La realización de estos cursos tendrá como objetivo
final modificar la actitud en la circulación vial de los conductores
sancionados por la comisión de infracciones graves y muy graves que lleven
aparejada la pérdida de puntos.
2. Clases de cursos. Se podrán realizar dos clases
de cursos:
a) Los cursos de sensibilización y reeducación vial
para aquellos conductores que hayan perdido una parte del crédito inicial de
puntos asignados. La superación con aprovechamiento de estos cursos les
permitirá recuperar hasta un máximo de cuatro puntos, siempre que se cumplan
los requisitos establecidos en esta Ley. Su duración máxima será de 15 horas.

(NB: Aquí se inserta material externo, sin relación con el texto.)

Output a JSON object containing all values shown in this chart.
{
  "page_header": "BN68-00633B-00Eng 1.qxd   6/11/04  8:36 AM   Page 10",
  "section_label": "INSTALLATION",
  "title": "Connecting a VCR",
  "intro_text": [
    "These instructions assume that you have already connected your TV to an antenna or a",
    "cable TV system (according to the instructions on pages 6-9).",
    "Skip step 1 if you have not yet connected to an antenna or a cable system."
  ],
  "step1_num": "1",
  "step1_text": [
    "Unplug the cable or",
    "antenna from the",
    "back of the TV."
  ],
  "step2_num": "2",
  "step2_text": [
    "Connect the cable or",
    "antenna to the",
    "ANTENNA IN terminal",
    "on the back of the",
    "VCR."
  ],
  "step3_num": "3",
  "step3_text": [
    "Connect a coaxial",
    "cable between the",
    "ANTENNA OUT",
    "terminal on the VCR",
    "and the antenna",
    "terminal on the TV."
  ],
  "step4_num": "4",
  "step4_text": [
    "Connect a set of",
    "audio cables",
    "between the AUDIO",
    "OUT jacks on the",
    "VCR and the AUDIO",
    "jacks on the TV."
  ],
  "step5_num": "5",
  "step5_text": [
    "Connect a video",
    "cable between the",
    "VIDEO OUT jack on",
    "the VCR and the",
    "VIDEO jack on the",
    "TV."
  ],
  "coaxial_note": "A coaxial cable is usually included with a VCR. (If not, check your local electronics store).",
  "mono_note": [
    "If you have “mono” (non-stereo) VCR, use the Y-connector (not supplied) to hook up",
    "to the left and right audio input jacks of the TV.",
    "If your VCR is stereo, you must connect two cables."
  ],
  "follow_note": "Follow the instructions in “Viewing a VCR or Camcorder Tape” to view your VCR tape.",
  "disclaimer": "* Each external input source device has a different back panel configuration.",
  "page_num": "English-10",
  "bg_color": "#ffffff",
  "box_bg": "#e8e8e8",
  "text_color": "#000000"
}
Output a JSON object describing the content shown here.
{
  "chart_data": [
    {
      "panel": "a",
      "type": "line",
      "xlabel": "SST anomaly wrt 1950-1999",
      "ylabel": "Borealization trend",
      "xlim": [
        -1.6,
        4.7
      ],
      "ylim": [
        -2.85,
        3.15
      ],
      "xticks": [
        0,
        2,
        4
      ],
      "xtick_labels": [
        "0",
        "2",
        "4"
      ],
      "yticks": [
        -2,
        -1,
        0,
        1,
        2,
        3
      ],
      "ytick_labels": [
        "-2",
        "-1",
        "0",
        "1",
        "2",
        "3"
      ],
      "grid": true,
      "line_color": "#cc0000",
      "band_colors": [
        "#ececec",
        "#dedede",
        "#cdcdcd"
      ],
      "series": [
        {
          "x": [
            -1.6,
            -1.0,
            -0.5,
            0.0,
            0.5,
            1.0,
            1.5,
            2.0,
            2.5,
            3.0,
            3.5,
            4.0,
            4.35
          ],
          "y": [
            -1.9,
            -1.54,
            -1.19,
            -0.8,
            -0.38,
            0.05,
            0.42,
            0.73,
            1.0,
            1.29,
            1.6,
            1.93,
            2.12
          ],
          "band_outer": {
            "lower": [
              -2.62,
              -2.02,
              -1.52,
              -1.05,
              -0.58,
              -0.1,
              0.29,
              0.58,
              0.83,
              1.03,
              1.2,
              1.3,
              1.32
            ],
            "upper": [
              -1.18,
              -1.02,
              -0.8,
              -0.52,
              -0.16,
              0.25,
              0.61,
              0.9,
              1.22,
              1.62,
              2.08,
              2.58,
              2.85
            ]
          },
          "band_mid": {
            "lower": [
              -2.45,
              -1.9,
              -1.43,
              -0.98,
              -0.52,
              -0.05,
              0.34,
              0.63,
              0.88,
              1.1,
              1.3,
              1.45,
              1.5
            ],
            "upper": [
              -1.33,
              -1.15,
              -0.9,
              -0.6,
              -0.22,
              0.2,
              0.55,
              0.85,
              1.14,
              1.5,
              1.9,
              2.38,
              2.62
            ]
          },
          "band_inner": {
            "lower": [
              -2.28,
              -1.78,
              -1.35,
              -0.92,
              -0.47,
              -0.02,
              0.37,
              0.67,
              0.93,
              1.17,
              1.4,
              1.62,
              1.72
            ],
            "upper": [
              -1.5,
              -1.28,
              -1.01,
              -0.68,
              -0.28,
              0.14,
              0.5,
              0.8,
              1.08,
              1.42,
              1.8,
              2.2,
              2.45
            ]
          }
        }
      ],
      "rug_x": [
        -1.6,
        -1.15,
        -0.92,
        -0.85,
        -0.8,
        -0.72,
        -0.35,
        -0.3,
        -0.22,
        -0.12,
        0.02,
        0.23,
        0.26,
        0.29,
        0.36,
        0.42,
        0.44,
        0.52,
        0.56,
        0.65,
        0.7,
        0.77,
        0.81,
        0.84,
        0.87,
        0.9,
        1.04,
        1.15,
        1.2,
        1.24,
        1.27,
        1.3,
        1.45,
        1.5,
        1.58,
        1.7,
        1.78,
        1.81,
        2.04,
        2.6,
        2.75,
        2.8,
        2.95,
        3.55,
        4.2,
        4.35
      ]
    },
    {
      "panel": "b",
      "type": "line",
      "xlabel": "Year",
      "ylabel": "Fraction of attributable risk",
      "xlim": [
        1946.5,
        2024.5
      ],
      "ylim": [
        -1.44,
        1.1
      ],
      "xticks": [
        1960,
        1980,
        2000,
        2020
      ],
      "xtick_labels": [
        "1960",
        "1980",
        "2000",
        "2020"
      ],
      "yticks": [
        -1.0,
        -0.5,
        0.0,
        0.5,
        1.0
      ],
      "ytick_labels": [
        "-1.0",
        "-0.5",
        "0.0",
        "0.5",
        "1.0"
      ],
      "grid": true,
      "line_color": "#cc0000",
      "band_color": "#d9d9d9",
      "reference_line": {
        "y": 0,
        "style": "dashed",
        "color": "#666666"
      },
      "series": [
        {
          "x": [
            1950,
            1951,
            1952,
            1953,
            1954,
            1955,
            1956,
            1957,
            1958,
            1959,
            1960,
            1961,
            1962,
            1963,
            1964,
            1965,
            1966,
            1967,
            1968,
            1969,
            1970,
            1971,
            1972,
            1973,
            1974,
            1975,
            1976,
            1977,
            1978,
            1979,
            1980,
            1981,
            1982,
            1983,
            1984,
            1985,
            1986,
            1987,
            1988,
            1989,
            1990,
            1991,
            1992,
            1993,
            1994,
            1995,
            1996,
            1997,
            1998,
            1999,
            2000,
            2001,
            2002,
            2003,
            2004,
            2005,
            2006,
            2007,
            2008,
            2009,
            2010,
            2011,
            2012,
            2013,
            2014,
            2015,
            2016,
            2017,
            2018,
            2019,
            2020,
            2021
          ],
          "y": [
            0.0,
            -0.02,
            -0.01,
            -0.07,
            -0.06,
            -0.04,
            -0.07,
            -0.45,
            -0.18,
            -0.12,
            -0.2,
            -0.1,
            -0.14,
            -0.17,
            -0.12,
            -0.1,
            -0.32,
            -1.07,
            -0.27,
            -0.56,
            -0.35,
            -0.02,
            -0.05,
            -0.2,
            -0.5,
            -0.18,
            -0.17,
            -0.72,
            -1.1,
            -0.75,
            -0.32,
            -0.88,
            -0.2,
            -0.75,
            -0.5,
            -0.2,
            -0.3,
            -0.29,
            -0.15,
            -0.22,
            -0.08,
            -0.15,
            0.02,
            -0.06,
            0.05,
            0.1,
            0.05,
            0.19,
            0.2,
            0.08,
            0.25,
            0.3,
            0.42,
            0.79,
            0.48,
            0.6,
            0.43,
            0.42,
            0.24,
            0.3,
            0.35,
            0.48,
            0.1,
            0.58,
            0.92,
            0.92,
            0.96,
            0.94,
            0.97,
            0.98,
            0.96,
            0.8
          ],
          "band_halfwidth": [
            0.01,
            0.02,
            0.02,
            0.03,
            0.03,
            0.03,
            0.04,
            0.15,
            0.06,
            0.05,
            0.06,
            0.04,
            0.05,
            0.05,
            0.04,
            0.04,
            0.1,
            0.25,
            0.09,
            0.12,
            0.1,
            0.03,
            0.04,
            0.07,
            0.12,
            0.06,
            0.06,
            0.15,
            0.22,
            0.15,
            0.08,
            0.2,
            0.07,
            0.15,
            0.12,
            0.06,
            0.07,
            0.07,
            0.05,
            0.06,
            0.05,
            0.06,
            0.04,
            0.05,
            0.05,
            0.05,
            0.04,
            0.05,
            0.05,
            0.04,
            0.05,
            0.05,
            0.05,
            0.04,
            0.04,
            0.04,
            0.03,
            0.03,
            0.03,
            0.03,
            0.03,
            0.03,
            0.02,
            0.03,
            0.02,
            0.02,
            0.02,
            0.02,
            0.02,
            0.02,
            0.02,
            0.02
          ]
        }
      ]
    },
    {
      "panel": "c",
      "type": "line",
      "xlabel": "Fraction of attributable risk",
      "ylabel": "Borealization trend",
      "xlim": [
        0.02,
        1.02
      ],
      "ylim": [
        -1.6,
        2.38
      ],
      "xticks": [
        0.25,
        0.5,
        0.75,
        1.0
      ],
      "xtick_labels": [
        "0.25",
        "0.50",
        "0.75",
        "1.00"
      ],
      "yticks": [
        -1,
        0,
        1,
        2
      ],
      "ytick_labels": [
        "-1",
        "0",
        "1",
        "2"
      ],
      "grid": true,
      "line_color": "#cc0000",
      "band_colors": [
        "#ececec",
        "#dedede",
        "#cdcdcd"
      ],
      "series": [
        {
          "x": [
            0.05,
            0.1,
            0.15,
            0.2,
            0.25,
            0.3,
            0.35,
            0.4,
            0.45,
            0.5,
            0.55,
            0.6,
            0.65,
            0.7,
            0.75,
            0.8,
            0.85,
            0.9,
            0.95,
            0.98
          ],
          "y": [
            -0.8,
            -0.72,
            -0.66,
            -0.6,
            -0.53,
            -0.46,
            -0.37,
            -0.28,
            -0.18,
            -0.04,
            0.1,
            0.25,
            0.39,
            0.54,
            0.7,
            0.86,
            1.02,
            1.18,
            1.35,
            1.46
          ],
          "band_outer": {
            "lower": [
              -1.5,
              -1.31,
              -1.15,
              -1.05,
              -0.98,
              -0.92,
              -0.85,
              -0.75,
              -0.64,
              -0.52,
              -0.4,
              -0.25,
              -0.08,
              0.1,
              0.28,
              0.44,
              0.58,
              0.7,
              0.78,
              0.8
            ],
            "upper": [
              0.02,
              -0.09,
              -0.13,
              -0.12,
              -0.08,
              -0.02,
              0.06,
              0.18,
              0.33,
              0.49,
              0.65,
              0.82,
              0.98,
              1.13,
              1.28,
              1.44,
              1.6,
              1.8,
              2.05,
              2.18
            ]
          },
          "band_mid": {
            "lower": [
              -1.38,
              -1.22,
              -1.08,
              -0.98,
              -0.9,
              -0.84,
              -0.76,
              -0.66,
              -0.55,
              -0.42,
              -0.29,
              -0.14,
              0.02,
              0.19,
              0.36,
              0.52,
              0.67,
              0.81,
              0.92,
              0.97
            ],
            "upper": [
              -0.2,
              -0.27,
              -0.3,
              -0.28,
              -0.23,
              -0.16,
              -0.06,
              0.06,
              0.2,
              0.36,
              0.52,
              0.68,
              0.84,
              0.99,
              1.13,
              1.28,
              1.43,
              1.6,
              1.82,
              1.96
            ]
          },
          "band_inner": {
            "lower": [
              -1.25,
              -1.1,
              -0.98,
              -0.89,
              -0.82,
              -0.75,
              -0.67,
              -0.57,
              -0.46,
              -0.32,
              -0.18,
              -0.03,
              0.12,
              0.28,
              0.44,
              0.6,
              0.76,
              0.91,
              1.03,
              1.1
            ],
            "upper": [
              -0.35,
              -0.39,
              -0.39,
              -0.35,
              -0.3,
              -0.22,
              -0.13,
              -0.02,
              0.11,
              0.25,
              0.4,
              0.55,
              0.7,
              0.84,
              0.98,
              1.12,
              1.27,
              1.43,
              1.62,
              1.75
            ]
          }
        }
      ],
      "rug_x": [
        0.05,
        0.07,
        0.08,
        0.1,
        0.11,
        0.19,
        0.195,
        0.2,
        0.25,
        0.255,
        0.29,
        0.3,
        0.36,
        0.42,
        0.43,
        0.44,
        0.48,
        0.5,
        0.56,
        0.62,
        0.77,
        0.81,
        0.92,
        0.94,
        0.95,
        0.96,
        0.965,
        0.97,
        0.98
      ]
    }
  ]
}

b) Los cursos de sensibilización y reeducación vial
para aquellos conductores que pretendan obtener de nuevo el permiso o la
licencia de conducción tras haber perdido la totalidad de los puntos asignados.
La superación con aprovechamiento de estos cursos
será un requisito previo para que el titular de la autorización pueda obtenerla
de nuevo, siempre que cumpla los requisitos establecidos en esta Ley.
Su duración máxima será de 30 horas.
3. Contenido de los cursos. El contenido de los
cursos de sensibilización y reeducación vial versará, principalmente, sobre
aquellas materias relacionadas con los accidentes de tráfico, sus causas,
consecuencias y los comportamientos adecuados para evitarlos.
4. Centros de reeducación vial. La adjudicación de
estos cursos se realizará mediante concesión administrativa, de acuerdo con lo
establecido en la legislación de contratos de las Administraciones Públicas.